With all these feelings swirling in my head and heart, I decided to make wontons. Baking bread is always healing, and yet I wasn’t in the mood for a mess of flour. Still, I needed to make something with my hands, something complete and whole. Nothing too ambitious mind you, just one tray of wontons to accompany tonight’s dinner. Just because…
I had no recipe. I just dug through my refrigerator and freezer and selected spicy chicken sausage, a green bell pepper, scallions, fresh ginger and garlic. Easy and aromatic.
A meditative half hour ensued with me sautéing the ingredients and then lightly pressing a half-teaspoon-size portion onto each wonton skin. One by one I filled, shaped, and pressed each wonton with water to make a seal. Random thoughts came to me as I did so, like the time our friend in Manhattan, a chef, demonstrated the art of making homemade ravioli.
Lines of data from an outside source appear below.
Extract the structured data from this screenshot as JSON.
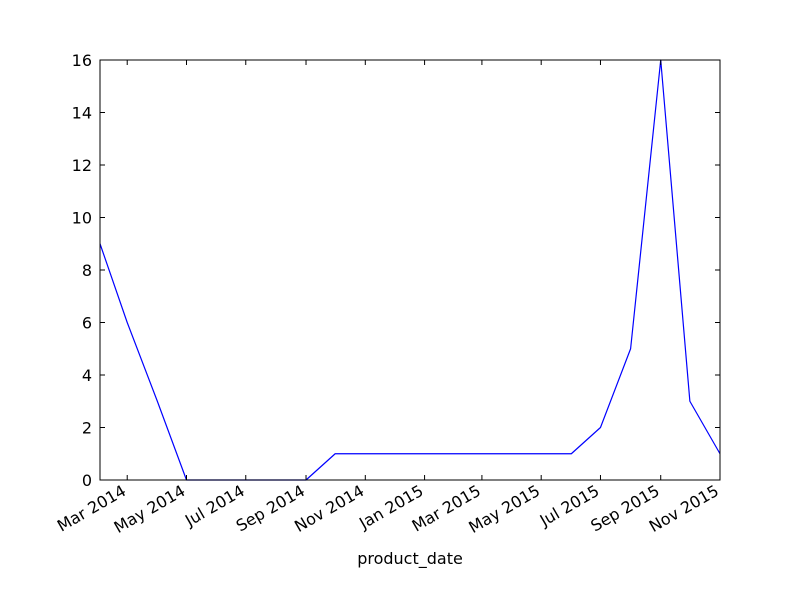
{
  "chart_data": {
    "type": "line",
    "title": "",
    "xlabel": "product_date",
    "ylabel": "",
    "ylim": [
      0,
      16
    ],
    "yticks": [
      0,
      2,
      4,
      6,
      8,
      10,
      12,
      14,
      16
    ],
    "xlim": [
      "2014-02-01",
      "2015-11-01"
    ],
    "xticks": [
      {
        "date": "2014-03-01",
        "label": "Mar 2014"
      },
      {
        "date": "2014-05-01",
        "label": "May 2014"
      },
      {
        "date": "2014-07-01",
        "label": "Jul 2014"
      },
      {
        "date": "2014-09-01",
        "label": "Sep 2014"
      },
      {
        "date": "2014-11-01",
        "label": "Nov 2014"
      },
      {
        "date": "2015-01-01",
        "label": "Jan 2015"
      },
      {
        "date": "2015-03-01",
        "label": "Mar 2015"
      },
      {
        "date": "2015-05-01",
        "label": "May 2015"
      },
      {
        "date": "2015-07-01",
        "label": "Jul 2015"
      },
      {
        "date": "2015-09-01",
        "label": "Sep 2015"
      },
      {
        "date": "2015-11-01",
        "label": "Nov 2015"
      }
    ],
    "grid": false,
    "series": [
      {
        "color": "#0000ff",
        "x": [
          "2014-02-01",
          "2014-03-01",
          "2014-04-01",
          "2014-05-01",
          "2014-06-01",
          "2014-07-01",
          "2014-08-01",
          "2014-09-01",
          "2014-10-01",
          "2014-11-01",
          "2014-12-01",
          "2015-01-01",
          "2015-02-01",
          "2015-03-01",
          "2015-04-01",
          "2015-05-01",
          "2015-06-01",
          "2015-07-01",
          "2015-08-01",
          "2015-09-01",
          "2015-10-01",
          "2015-11-01"
        ],
        "values": [
          9,
          6,
          3,
          0,
          0,
          0,
          0,
          0,
          1,
          1,
          1,
          1,
          1,
          1,
          1,
          1,
          1,
          2,
          5,
          16,
          3,
          1
        ]
      }
    ]
  }
}
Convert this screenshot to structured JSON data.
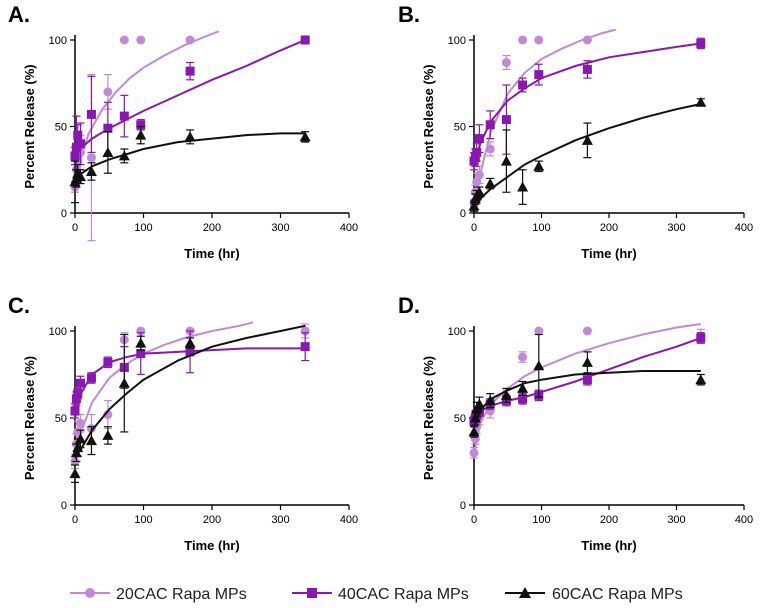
{
  "legend": [
    {
      "name": "20CAC Rapa MPs",
      "color": "#c28ad6",
      "marker": "circle"
    },
    {
      "name": "40CAC Rapa MPs",
      "color": "#8a18b0",
      "marker": "square"
    },
    {
      "name": "60CAC Rapa MPs",
      "color": "#111111",
      "marker": "triangle"
    }
  ],
  "chart_data": [
    {
      "panel": "A.",
      "type": "scatter",
      "xlabel": "Time (hr)",
      "ylabel": "Percent Release (%)",
      "xlim": [
        0,
        400
      ],
      "ylim": [
        0,
        100
      ],
      "xticks": [
        0,
        100,
        200,
        300,
        400
      ],
      "yticks": [
        0,
        50,
        100
      ],
      "series": [
        {
          "name": "20CAC Rapa MPs",
          "color": "#c28ad6",
          "marker": "circle",
          "x": [
            0,
            2,
            4,
            8,
            24,
            48,
            72,
            96,
            168
          ],
          "y": [
            15,
            25,
            30,
            35,
            32,
            70,
            100,
            100,
            100
          ],
          "err": [
            3,
            8,
            8,
            10,
            48,
            10,
            0,
            0,
            0
          ],
          "fit": {
            "x": [
              0,
              10,
              20,
              40,
              60,
              80,
              100,
              130,
              160,
              190,
              210
            ],
            "y": [
              14,
              34,
              46,
              60,
              70,
              78,
              84,
              91,
              97,
              102,
              105
            ]
          }
        },
        {
          "name": "40CAC Rapa MPs",
          "color": "#8a18b0",
          "marker": "square",
          "x": [
            0,
            2,
            4,
            8,
            24,
            48,
            72,
            96,
            168,
            336
          ],
          "y": [
            33,
            38,
            45,
            40,
            57,
            49,
            56,
            51,
            82,
            100
          ],
          "err": [
            5,
            18,
            6,
            12,
            22,
            15,
            12,
            3,
            5,
            0
          ],
          "fit": {
            "x": [
              0,
              10,
              25,
              50,
              75,
              100,
              150,
              200,
              250,
              300,
              336
            ],
            "y": [
              32,
              38,
              43,
              49,
              54,
              59,
              68,
              77,
              85,
              94,
              100
            ]
          }
        },
        {
          "name": "60CAC Rapa MPs",
          "color": "#111111",
          "marker": "triangle",
          "x": [
            0,
            2,
            4,
            8,
            24,
            48,
            72,
            96,
            168,
            336
          ],
          "y": [
            18,
            20,
            23,
            21,
            24,
            35,
            33,
            45,
            44,
            44
          ],
          "err": [
            12,
            5,
            5,
            4,
            5,
            12,
            4,
            5,
            4,
            3
          ],
          "fit": {
            "x": [
              0,
              10,
              25,
              50,
              75,
              100,
              150,
              200,
              250,
              300,
              336
            ],
            "y": [
              20,
              23,
              27,
              31,
              34,
              37,
              41,
              43,
              45,
              46,
              46
            ]
          }
        }
      ]
    },
    {
      "panel": "B.",
      "type": "scatter",
      "xlabel": "Time (hr)",
      "ylabel": "Percent Release (%)",
      "xlim": [
        0,
        400
      ],
      "ylim": [
        0,
        100
      ],
      "xticks": [
        0,
        100,
        200,
        300,
        400
      ],
      "yticks": [
        0,
        50,
        100
      ],
      "series": [
        {
          "name": "20CAC Rapa MPs",
          "color": "#c28ad6",
          "marker": "circle",
          "x": [
            0,
            2,
            4,
            8,
            24,
            48,
            72,
            96,
            168
          ],
          "y": [
            5,
            12,
            18,
            22,
            37,
            87,
            100,
            100,
            100
          ],
          "err": [
            3,
            4,
            5,
            5,
            4,
            4,
            0,
            0,
            0
          ],
          "fit": {
            "x": [
              0,
              10,
              25,
              50,
              75,
              100,
              130,
              160,
              190,
              210
            ],
            "y": [
              2,
              24,
              47,
              69,
              81,
              89,
              95,
              100,
              104,
              106
            ]
          }
        },
        {
          "name": "40CAC Rapa MPs",
          "color": "#8a18b0",
          "marker": "square",
          "x": [
            0,
            2,
            4,
            8,
            24,
            48,
            72,
            96,
            168,
            336
          ],
          "y": [
            30,
            32,
            35,
            43,
            51,
            54,
            74,
            80,
            83,
            98
          ],
          "err": [
            5,
            5,
            5,
            8,
            8,
            20,
            4,
            6,
            5,
            3
          ],
          "fit": {
            "x": [
              0,
              10,
              25,
              50,
              75,
              100,
              150,
              200,
              250,
              300,
              336
            ],
            "y": [
              28,
              41,
              53,
              65,
              72,
              78,
              85,
              90,
              93,
              96,
              98
            ]
          }
        },
        {
          "name": "60CAC Rapa MPs",
          "color": "#111111",
          "marker": "triangle",
          "x": [
            0,
            2,
            4,
            8,
            24,
            48,
            72,
            96,
            168,
            336
          ],
          "y": [
            4,
            8,
            10,
            12,
            17,
            30,
            15,
            27,
            42,
            64
          ],
          "err": [
            3,
            3,
            3,
            3,
            3,
            18,
            10,
            3,
            10,
            2
          ],
          "fit": {
            "x": [
              0,
              25,
              50,
              75,
              100,
              150,
              200,
              250,
              300,
              336
            ],
            "y": [
              5,
              14,
              21,
              28,
              33,
              42,
              49,
              55,
              60,
              63
            ]
          }
        }
      ]
    },
    {
      "panel": "C.",
      "type": "scatter",
      "xlabel": "Time (hr)",
      "ylabel": "Percent Release (%)",
      "xlim": [
        0,
        400
      ],
      "ylim": [
        0,
        100
      ],
      "xticks": [
        0,
        100,
        200,
        300,
        400
      ],
      "yticks": [
        0,
        50,
        100
      ],
      "series": [
        {
          "name": "20CAC Rapa MPs",
          "color": "#c28ad6",
          "marker": "circle",
          "x": [
            0,
            2,
            4,
            8,
            24,
            48,
            72,
            96,
            168,
            336
          ],
          "y": [
            25,
            35,
            42,
            47,
            44,
            52,
            95,
            100,
            100,
            100
          ],
          "err": [
            4,
            6,
            6,
            5,
            8,
            8,
            4,
            0,
            0,
            4
          ],
          "fit": {
            "x": [
              0,
              10,
              25,
              50,
              75,
              100,
              130,
              160,
              200,
              240,
              260
            ],
            "y": [
              23,
              43,
              59,
              73,
              81,
              87,
              92,
              96,
              100,
              103,
              105
            ]
          }
        },
        {
          "name": "40CAC Rapa MPs",
          "color": "#8a18b0",
          "marker": "square",
          "x": [
            0,
            2,
            4,
            8,
            24,
            48,
            72,
            96,
            168,
            336
          ],
          "y": [
            54,
            61,
            64,
            70,
            73,
            82,
            79,
            87,
            88,
            91
          ],
          "err": [
            4,
            4,
            3,
            4,
            3,
            3,
            12,
            12,
            12,
            8
          ],
          "fit": {
            "x": [
              0,
              10,
              25,
              50,
              75,
              100,
              150,
              200,
              250,
              300,
              336
            ],
            "y": [
              50,
              65,
              75,
              82,
              85,
              87,
              88,
              89,
              90,
              90,
              90
            ]
          }
        },
        {
          "name": "60CAC Rapa MPs",
          "color": "#111111",
          "marker": "triangle",
          "x": [
            0,
            2,
            4,
            8,
            24,
            48,
            72,
            96,
            168
          ],
          "y": [
            18,
            30,
            33,
            38,
            37,
            40,
            70,
            93,
            93
          ],
          "err": [
            5,
            5,
            5,
            5,
            8,
            5,
            28,
            4,
            3
          ],
          "fit": {
            "x": [
              0,
              10,
              25,
              50,
              75,
              100,
              150,
              200,
              250,
              300,
              336
            ],
            "y": [
              27,
              33,
              43,
              55,
              64,
              72,
              83,
              91,
              96,
              100,
              103
            ]
          }
        }
      ]
    },
    {
      "panel": "D.",
      "type": "scatter",
      "xlabel": "Time (hr)",
      "ylabel": "Percent Release (%)",
      "xlim": [
        0,
        400
      ],
      "ylim": [
        0,
        100
      ],
      "xticks": [
        0,
        100,
        200,
        300,
        400
      ],
      "yticks": [
        0,
        50,
        100
      ],
      "series": [
        {
          "name": "20CAC Rapa MPs",
          "color": "#c28ad6",
          "marker": "circle",
          "x": [
            0,
            2,
            4,
            8,
            24,
            48,
            72,
            96,
            168,
            336
          ],
          "y": [
            30,
            38,
            45,
            50,
            54,
            62,
            85,
            100,
            100,
            97
          ],
          "err": [
            3,
            3,
            4,
            4,
            4,
            4,
            3,
            0,
            0,
            4
          ],
          "fit": {
            "x": [
              0,
              10,
              25,
              50,
              75,
              100,
              150,
              200,
              250,
              300,
              336
            ],
            "y": [
              30,
              48,
              58,
              67,
              74,
              79,
              87,
              93,
              98,
              102,
              104
            ]
          }
        },
        {
          "name": "40CAC Rapa MPs",
          "color": "#8a18b0",
          "marker": "square",
          "x": [
            0,
            2,
            4,
            8,
            24,
            48,
            72,
            96,
            168,
            336
          ],
          "y": [
            48,
            50,
            52,
            54,
            58,
            60,
            61,
            63,
            72,
            96
          ],
          "err": [
            3,
            3,
            3,
            3,
            3,
            3,
            3,
            3,
            3,
            3
          ],
          "fit": {
            "x": [
              0,
              10,
              25,
              50,
              75,
              100,
              150,
              200,
              250,
              300,
              336
            ],
            "y": [
              47,
              54,
              57,
              60,
              62,
              65,
              71,
              78,
              85,
              91,
              96
            ]
          }
        },
        {
          "name": "60CAC Rapa MPs",
          "color": "#111111",
          "marker": "triangle",
          "x": [
            0,
            2,
            4,
            8,
            24,
            48,
            72,
            96,
            168,
            336
          ],
          "y": [
            42,
            50,
            55,
            58,
            60,
            63,
            67,
            80,
            82,
            72
          ],
          "err": [
            3,
            4,
            4,
            4,
            4,
            4,
            4,
            18,
            6,
            3
          ],
          "fit": {
            "x": [
              0,
              10,
              25,
              50,
              75,
              100,
              150,
              200,
              250,
              300,
              336
            ],
            "y": [
              45,
              55,
              61,
              66,
              70,
              72,
              75,
              76,
              77,
              77,
              77
            ]
          }
        }
      ]
    }
  ]
}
This was pre-kids, so together we spent a delicious afternoon rolling dough, sautéing meat and pinching raviolis. I remember how fine they tasted. I remember the laughter that filled the kitchen.
Just like that I am back in time. And yet here I stand in my kitchen of today with a new family in a different home, different state, altogether different life.
Here is my recipe for Spicy Chicken Sausage Wontons
2 spicy chicken sausages, casings removed
1/2 green bell pepper
3/4 tsp. fresh ginger
1/2 tsp. garlic
Soy Sauce with ginger and scallion for the dipping sauce
I was curious about how best to cook the wontons. I don’t have a fryer but I put half the batch in roughly 1/4″ oil. I cooked them three minutes on each side before placing them on paper towels to absorb the excess oil.
The other half of the wontons I steamed.
Both were delicious in their own right. As they ought to be.